Tuesday, 13 November 2012

Sejarah perfilm-an Indonesia


Perfilman Indonesia

Perfilman Indonesia memiliki sejarah yang panjang dalam perkembangannya. Film pertama yang dibuat pertama kalinya di Indonesia adalah film bisu tahun 1926 yang berjudul Loetoeng Kasaroeng dan dibuat oleh sutradara Belanda G. Kruger dan L. Heuveldorp. Saat film ini dibuat dan dirilis, negara Indonesia belum ada dan masih merupakan Hindia Belanda, wilayah jajahan Kerajaan Belanda. Film ini dibuat dengan didukung oleh aktor lokal oleh Perusahaan Film Jawa NV di Bandung dan muncul pertama kalinya pada tanggal 31 Desember, 1926 di teater Elite and Majestic, Bandung.
 Selain memiliki sejarah yang panjang, dunia perfilman indonesia juga sempat menjadi raja di negara sendiri pada tahun 1980-an, ketika film Indonesia merajai bioskop-bioskop lokal. Film-film yang terkenal pada saat itu antara lain, Catatan si Boy, Blok M dan masih banyak film lain. Bintang-bintang muda yang terkenal pada saat itu antara lain Onky Alexander, Meriam Bellina, Nike Ardilla, dan Paramitha Rusady.

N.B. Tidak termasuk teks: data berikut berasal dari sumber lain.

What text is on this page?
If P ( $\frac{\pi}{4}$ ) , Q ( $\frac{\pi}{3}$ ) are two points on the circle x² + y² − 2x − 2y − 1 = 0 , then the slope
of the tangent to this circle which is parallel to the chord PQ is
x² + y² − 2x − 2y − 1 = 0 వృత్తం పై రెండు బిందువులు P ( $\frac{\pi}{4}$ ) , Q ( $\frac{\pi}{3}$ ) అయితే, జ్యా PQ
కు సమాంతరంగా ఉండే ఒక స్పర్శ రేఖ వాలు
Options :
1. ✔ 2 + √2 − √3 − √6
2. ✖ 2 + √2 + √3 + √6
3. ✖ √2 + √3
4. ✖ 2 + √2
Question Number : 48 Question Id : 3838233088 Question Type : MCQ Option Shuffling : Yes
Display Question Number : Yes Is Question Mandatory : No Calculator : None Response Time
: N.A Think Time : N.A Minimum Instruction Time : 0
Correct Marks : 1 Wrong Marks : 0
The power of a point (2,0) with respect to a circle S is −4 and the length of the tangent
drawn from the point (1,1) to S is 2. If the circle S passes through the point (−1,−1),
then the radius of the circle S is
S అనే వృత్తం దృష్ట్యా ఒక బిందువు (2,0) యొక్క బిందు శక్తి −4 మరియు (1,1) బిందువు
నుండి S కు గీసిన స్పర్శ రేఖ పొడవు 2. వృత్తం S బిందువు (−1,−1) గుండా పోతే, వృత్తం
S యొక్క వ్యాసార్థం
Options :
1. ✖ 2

Pada tahun-tahun itu acara Festival Film Indonesia masih diadakan tiap tahun untuk memberikan penghargaan kepada insan film Indonesia pada saat itu. Tetapi karena satu dan lain hal perfilman Indonesia semakin jeblok pada tahun 90-an yang membuat hampir semua film Indonesia berkutat dalam tema-tema yang khusus orang dewasa. Pada saat itu film Indonesia sudah tidak menjadi tuan rumah lagi di negara sendiri. Film-film dari Hollywood dan Hong Kong telah merebut posisi tersebut.

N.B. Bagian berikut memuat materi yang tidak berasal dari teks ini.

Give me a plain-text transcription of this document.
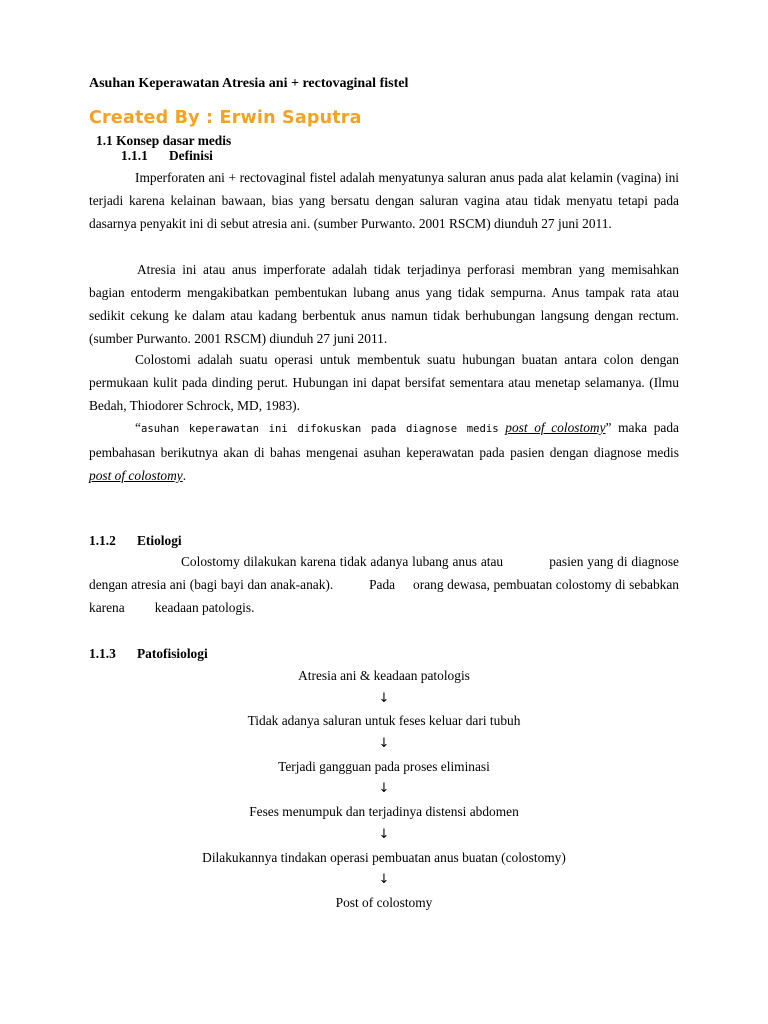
Asuhan Keperawatan Atresia ani + rectovaginal fistel
Created By : Erwin Saputra
1.1 Konsep dasar medis
1.1.1 Definisi
Imperforaten ani + rectovaginal fistel adalah menyatunya saluran anus pada alat kelamin (vagina) ini terjadi karena kelainan bawaan, bias yang bersatu dengan saluran vagina atau tidak menyatu tetapi pada dasarnya penyakit ini di sebut atresia ani. (sumber Purwanto. 2001 RSCM) diunduh 27 juni 2011.
Atresia ini atau anus imperforate adalah tidak terjadinya perforasi membran yang memisahkan bagian entoderm mengakibatkan pembentukan lubang anus yang tidak sempurna. Anus tampak rata atau sedikit cekung ke dalam atau kadang berbentuk anus namun tidak berhubungan langsung dengan rectum. (sumber Purwanto. 2001 RSCM) diunduh 27 juni 2011.
Colostomi adalah suatu operasi untuk membentuk suatu hubungan buatan antara colon dengan permukaan kulit pada dinding perut. Hubungan ini dapat bersifat sementara atau menetap selamanya. (Ilmu Bedah, Thiodorer Schrock, MD, 1983).
“asuhan keperawatan ini difokuskan pada diagnose medis post of colostomy” maka pada pembahasan berikutnya akan di bahas mengenai asuhan keperawatan pada pasien dengan diagnose medis post of colostomy.
1.1.2 Etiologi
Colostomy dilakukan karena tidak adanya lubang anus atau            pasien yang di diagnose dengan atresia ani (bagi bayi dan anak-anak).          Pada     orang dewasa, pembuatan colostomy di sebabkan karena         keadaan patologis.
1.1.3 Patofisiologi
Atresia ani & keadaan patologis
↓
Tidak adanya saluran untuk feses keluar dari tubuh
↓
Terjadi gangguan pada proses eliminasi
↓
Feses menumpuk dan terjadinya distensi abdomen
↓
Dilakukannya tindakan operasi pembuatan anus buatan (colostomy)
↓
Post of colostomy
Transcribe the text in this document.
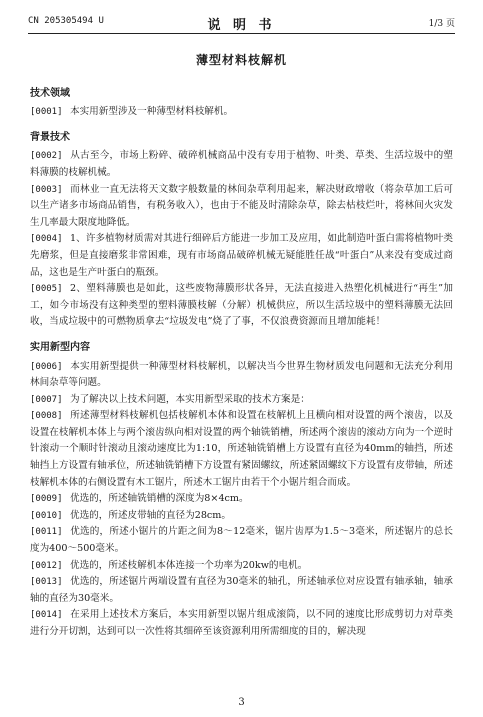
CN 205305494 U	说 明 书	1/3 页
薄型材料枝解机
技术领域
[0001] 本实用新型涉及一种薄型材料枝解机。
背景技术
[0002] 从古至今，市场上粉碎、破碎机械商品中没有专用于植物、叶类、草类、生活垃圾中的塑料薄膜的枝解机械。
[0003] 而林业一直无法将天文数字般数量的林间杂草利用起来，解决财政增收（将杂草加工后可以生产诸多市场商品销售，有税务收入），也由于不能及时清除杂草，除去枯枝烂叶，将林间火灾发生几率最大限度地降低。
[0004] 1、许多植物材质需对其进行细碎后方能进一步加工及应用，如此制造叶蛋白需将植物叶类先磨浆，但是直接磨浆非常困难，现有市场商品破碎机械无疑能胜任战“叶蛋白”从来没有变成过商品，这也是生产叶蛋白的瓶颈。
[0005] 2、塑料薄膜也是如此，这些废物薄膜形状各异，无法直接进入热塑化机械进行“再生”加工，如今市场没有这种类型的塑料薄膜枝解（分解）机械供应，所以生活垃圾中的塑料薄膜无法回收，当成垃圾中的可燃物质拿去“垃圾发电”烧了了事，不仅浪费资源而且增加能耗！
实用新型内容
[0006] 本实用新型提供一种薄型材料枝解机，以解决当今世界生物材质发电问题和无法充分利用林间杂草等问题。
[0007] 为了解决以上技术问题，本实用新型采取的技术方案是：
[0008] 所述薄型材料枝解机包括枝解机本体和设置在枝解机上且横向相对设置的两个滚齿，以及设置在枝解机本体上与两个滚齿纵向相对设置的两个轴铣销槽，所述两个滚齿的滚动方向为一个逆时针滚动一个顺时针滚动且滚动速度比为1:10，所述轴铣销槽上方设置有直径为40mm的轴挡，所述轴挡上方设置有轴承位，所述轴铣销槽下方设置有紧固螺纹，所述紧固螺纹下方设置有皮带轴，所述枝解机本体的右侧设置有木工锯片，所述木工锯片由若干个小锯片组合而成。
[0009] 优选的，所述轴铣销槽的深度为8×4cm。
[0010] 优选的，所述皮带轴的直径为28cm。
[0011] 优选的，所述小锯片的片距之间为8～12毫米，锯片齿厚为1.5～3毫米，所述锯片的总长度为400～500毫米。
[0012] 优选的，所述枝解机本体连接一个功率为20kw的电机。
[0013] 优选的，所述锯片两端设置有直径为30毫米的轴孔，所述轴承位对应设置有轴承轴，轴承轴的直径为30毫米。
[0014] 在采用上述技术方案后，本实用新型以锯片组成滚筒，以不同的速度比形成剪切力对草类进行分开切割，达到可以一次性将其细碎至该资源利用所需细度的目的，解决现
3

Hal tersebut berlangsung sampai pada awal abad baru, hingga muncul film Petualangan Sherina yang diperankan oleh Sherina Munaf, penyanyi cilik yang penuh bakat Indonesia. Film ini sebenarnya adalah film musikal yang diperuntukkan kepada anak-anak. Riri Riza dan Mira Lesmana yang berada di belakang layar berhasil membuat film ini menjadi tonggak kebangkitan kembali perfilman Indonesia. Antrian panjang di bioskop selama sebulan lebih menandakan kesuksesan film ini secara komersil.

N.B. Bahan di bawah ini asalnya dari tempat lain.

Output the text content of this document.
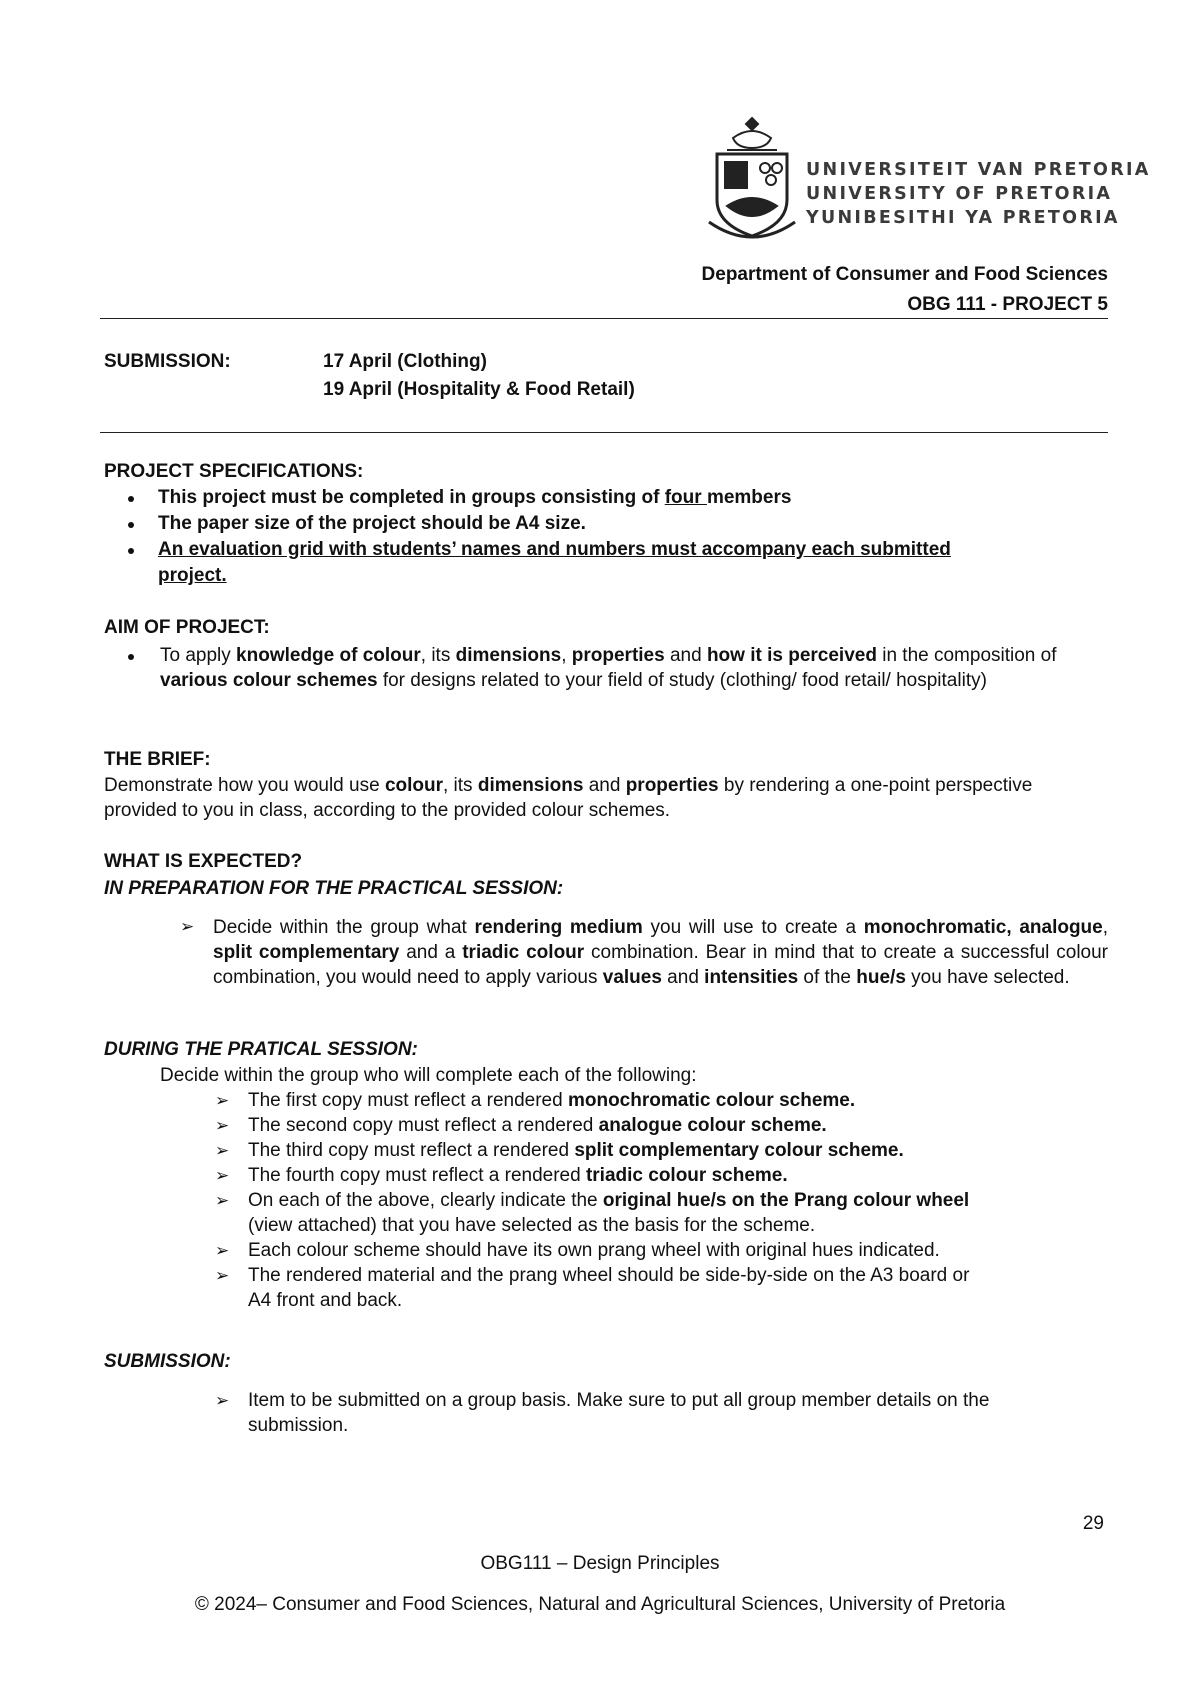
UNIVERSITEIT VAN PRETORIA
UNIVERSITY OF PRETORIA
YUNIBESITHI YA PRETORIA
Department of Consumer and Food Sciences
OBG 111 - PROJECT 5
SUBMISSION:	17 April (Clothing)
19 April (Hospitality & Food Retail)
PROJECT SPECIFICATIONS:
This project must be completed in groups consisting of four members
The paper size of the project should be A4 size.
An evaluation grid with students’ names and numbers must accompany each submitted
project.
AIM OF PROJECT:
To apply knowledge of colour, its dimensions, properties and how it is perceived in the composition of various colour schemes for designs related to your field of study (clothing/ food retail/ hospitality)
THE BRIEF:
Demonstrate how you would use colour, its dimensions and properties by rendering a one-point perspective provided to you in class, according to the provided colour schemes.
WHAT IS EXPECTED?
IN PREPARATION FOR THE PRACTICAL SESSION:
➢ Decide within the group what rendering medium you will use to create a monochromatic, analogue, split complementary and a triadic colour combination. Bear in mind that to create a successful colour combination, you would need to apply various values and intensities of the hue/s you have selected.
DURING THE PRATICAL SESSION:
Decide within the group who will complete each of the following:
➢ The first copy must reflect a rendered monochromatic colour scheme.
➢ The second copy must reflect a rendered analogue colour scheme.
➢ The third copy must reflect a rendered split complementary colour scheme.
➢ The fourth copy must reflect a rendered triadic colour scheme.
➢ On each of the above, clearly indicate the original hue/s on the Prang colour wheel
(view attached) that you have selected as the basis for the scheme.
➢ Each colour scheme should have its own prang wheel with original hues indicated.
➢ The rendered material and the prang wheel should be side-by-side on the A3 board or
A4 front and back.
SUBMISSION:
➢ Item to be submitted on a group basis. Make sure to put all group member details on the
submission.
29
OBG111 – Design Principles
© 2024– Consumer and Food Sciences, Natural and Agricultural Sciences, University of Pretoria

Setelah itu muncul film film lain yang lain dengan segmen yang berbeda-beda yang juga sukses secara komersil, misalnya film Jelangkung yang merupakan tonggak tren film horor remaja yang juga bertengger di bioskop di Indonesia untuk waktu yang cukup lama. Selain itu masih ada film Ada Apa dengan Cinta? yang mengorbitkan sosok Dian Sastrowardoyo dan Nicholas Saputra ke kancah perfilman yang merupakan film romance remaja. Sejak saat itu berbagai film dengan tema serupa yang dengan film Petualangan Sherina (film oleh Joshua, Tina Toon), yang mirip dengan film Jelangkung (Di Sini Ada Setan, Tusuk Jelangkung), dan juga romance remaja seperti Biarkan Bintang Menari, Eiffel I'm in Love. Ada juga beberapa film dengan tema yang agak berbeda seperti Arisan!, Yang disutradarai  oleh Nia Dinata.
Selain film-film komersil itu juga ada banyak film film nonkomersil yang berhasil memenangkan penghargaan di mana-mana yang berjudul Pasir Berbisik yang menampilkan Dian Sastrowardoyo dengan Christine Hakim dan Didi Petet. Selain dari itu ada juga film yang dimainkan oleh Christine Hakim seperti Daun di Atas Bantal yang menceritakan tentang kehidupan anak jalanan. Tersebut juga film-film Garin Nugroho yang lainnya, seperti Aku Ingin Menciummu Sekali Saja, juga ada film Marsinah yang penuh kontroversi karena diangkat dari kisah nyata. Selain itu juga ada film film seperti Beth, Novel tanpa huruf R, Kwaliteit 2 yang turut serta meramaikan kembali kebangkitan film Indonesia. Festival Film Indonesia juga kembali diadakan pada tahun 2004 setelah vakum selama 12 tahun.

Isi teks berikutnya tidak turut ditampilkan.